Em 2006, no auge de embates com esquerdistas, escrevi um texto que me rendeu uma tempestade de insultos. Lá se lia: "Fico aqui queimando as pestanas, tentando achar um jeito de eliminar o povo da democracia. Ainda não consegui. Quando encontrar, darei sumiço no dito-cujo em silêncio. Ninguém nem vai perceber...".
Um amigo me censura pelo emprego, que considera excessivo, da ironia. Talvez tenha razão. Não costumo explicá-la. Com nota de rodapé, ela vira capim. Esquerdistas me mandaram para o "paredón" moral por aquele artigo. Direitistas aplaudiram. Corria o ano da graça de 2006, e Lula seria reeleito três meses depois, um ano após o mensalão.
Eu fazia uma citação coberta do Artigo 10, de "O Federalista", de Madison, que trata da necessidade de preservar a "Assembleia" das paixões do que ele chama "facções" —sejam majoritárias ou minoritárias. E daí se pode supor que o que ele entende por "República", que nós chamamos "democracia", é mais do que a vontade da maioria.
O governo era então de esquerda. Hoje, somos governados pela extrema direita, com um estoque de agressões à ordem constitucional e legal que supera, em um ano e nove meses, os 13 e poucos de gestões petistas. E eis-me aqui de novo a negar capim a ruminantes.
Nesta sexta, o país vai superar a marca dos 141 mil mortos por Covid-19. Estamos à frente dos EUA em óbitos por 100 mil e lideramos o ranking tétrico do G-20. As praias e os bares indicam que parte considerável dos brasileiros faz a sua própria leitura de "Os Lusíadas", de Camões. Entregam-se esses à urgência embriagada "e se vão da lei da morte libertando", ainda que possam efetivamente matar e morrer em suas obras nada valorosas.
Há um desprezo épico pelo saber testado e firmado, do tamanho das línguas de fogo que devastam o Pantanal e parte da Amazônia. Os investimentos estrangeiros despencam e fogem, levados pelos fumos da irresponsabilidade oficial e da morte. Jamais me acusem de ter dito um dia que a voz do povo é a voz de Deus. Já escrevi que, mais de uma vez, foi o capeta que soprou as escolhas aos ouvidos das massas.
"Tá tristinho, Reinaldo, com a vontade do povo?" Reproduzo pergunta que um petista fez em 2006 na área de comentários do blog quando escrevi o tal artigo. Nessas coisas, não sou alegre nem triste. Aponto o que vejo. Reservo os sentimentos para meus amores e meus amigos.

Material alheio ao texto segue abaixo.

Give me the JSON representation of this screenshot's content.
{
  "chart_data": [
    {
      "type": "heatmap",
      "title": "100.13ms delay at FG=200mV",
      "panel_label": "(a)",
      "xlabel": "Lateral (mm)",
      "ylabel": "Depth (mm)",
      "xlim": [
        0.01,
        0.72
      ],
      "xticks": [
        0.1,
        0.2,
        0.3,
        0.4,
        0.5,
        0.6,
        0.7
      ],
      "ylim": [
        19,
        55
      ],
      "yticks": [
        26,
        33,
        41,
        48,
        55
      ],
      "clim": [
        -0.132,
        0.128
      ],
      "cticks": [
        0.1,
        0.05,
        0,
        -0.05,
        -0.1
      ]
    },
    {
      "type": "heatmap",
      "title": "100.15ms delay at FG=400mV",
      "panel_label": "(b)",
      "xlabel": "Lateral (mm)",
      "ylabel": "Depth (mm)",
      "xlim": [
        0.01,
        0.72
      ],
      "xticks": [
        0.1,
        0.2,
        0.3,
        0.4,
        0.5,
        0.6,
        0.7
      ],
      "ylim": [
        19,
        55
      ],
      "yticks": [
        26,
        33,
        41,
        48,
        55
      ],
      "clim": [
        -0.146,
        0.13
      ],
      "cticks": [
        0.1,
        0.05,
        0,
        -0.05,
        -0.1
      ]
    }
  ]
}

O auxílio emergencial, obra do Congresso, não de Bolsonaro, e a caça a governadores que combateram o vírus, com ou sem roubalheira, explicam parte do resultado da pesquisa. Há, pois, fatos que elucidam os números. Mas não era e não sou paternalista: a avaliação traduz agora, como traduziu no passado, escolhas que são também morais e éticas.

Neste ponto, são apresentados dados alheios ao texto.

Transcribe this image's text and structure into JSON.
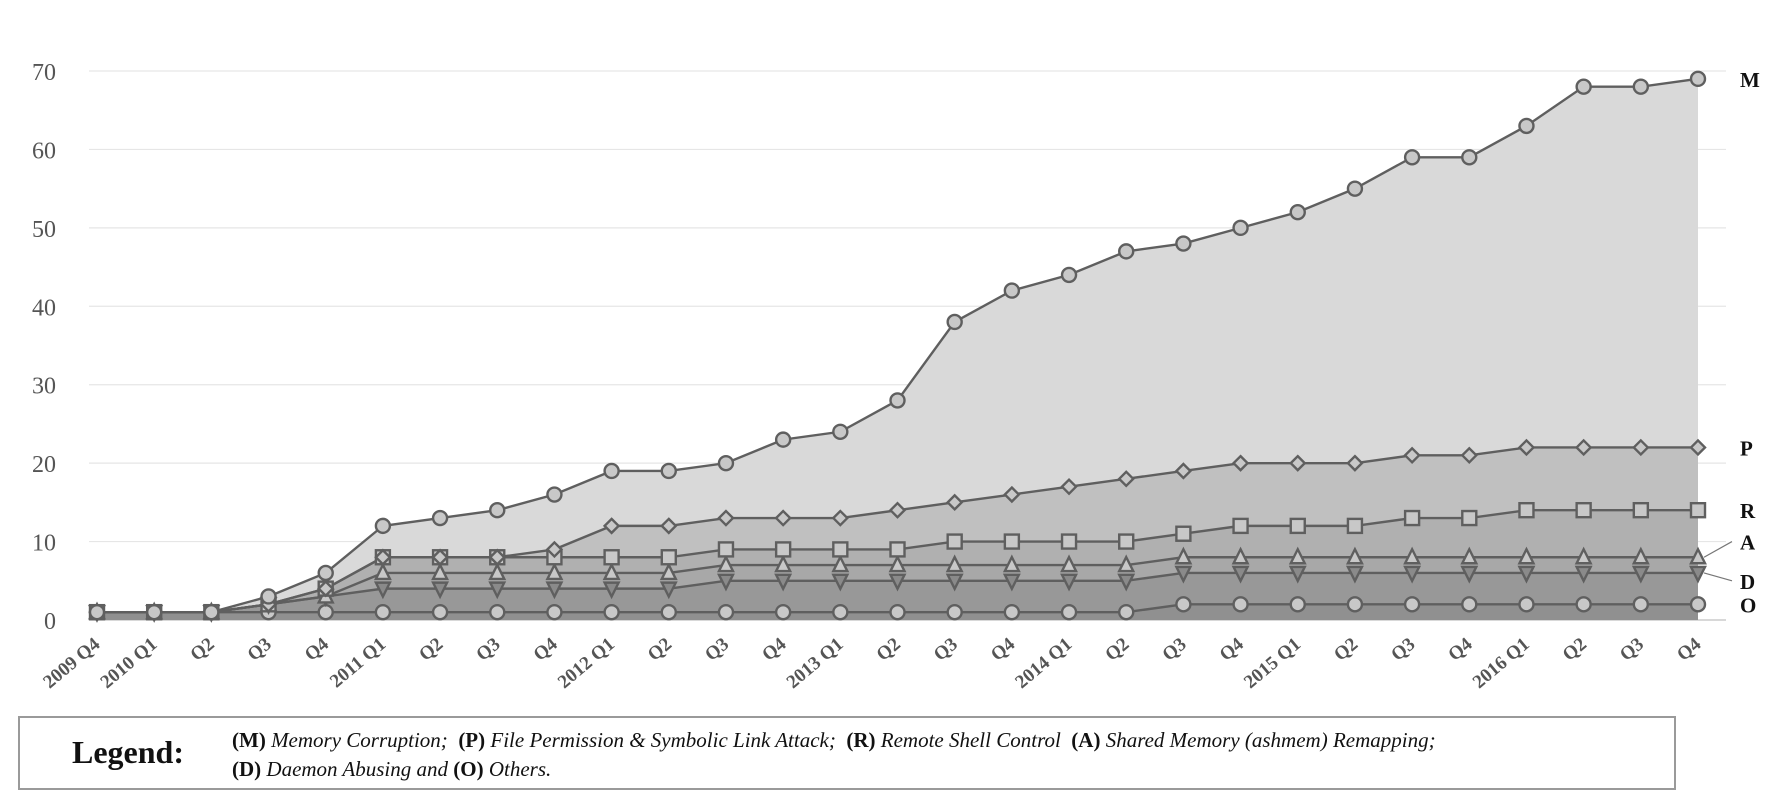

Todo o cuidado é pouco. A culpa não é só do povo, claro! Há a das elites, ainda mais importante, conforme também se depreende do citado Artigo 10. Escrevemos nosso próprio roteiro de "Como as Democracias Morrem". No livro, Steven Levitsky e Daniel Ziblatt observam que uma das "normas cruciais" para a sobrevivência da democracia é a "reserva institucional".
Entende-se por isso "o ato de evitar ações que, embora respeitem a letra da lei, violam claramente o seu espírito", pois tal ação "pode pôr em perigo o sistema existente". Ministério Público e Judiciário, nos últimos seis anos, têm mandado a autocontenção às favas e destruído o ambiente da "reserva institucional", pretextando o cumprimento da lei —o que, de resto, é falso.
A democracia, que é mais do que um sistema de escolha de governantes, está, sim, em perigo. Seja porque a paixão das facções chega às decisões de Estado, seja porque a elite do aparato investigativo-judicial perdeu a noção da importância que tem a "reserva institucional" na defesa de um regime de liberdades.
Pronto. O achincalhe pode começar, como em 2006, agora por novos autores.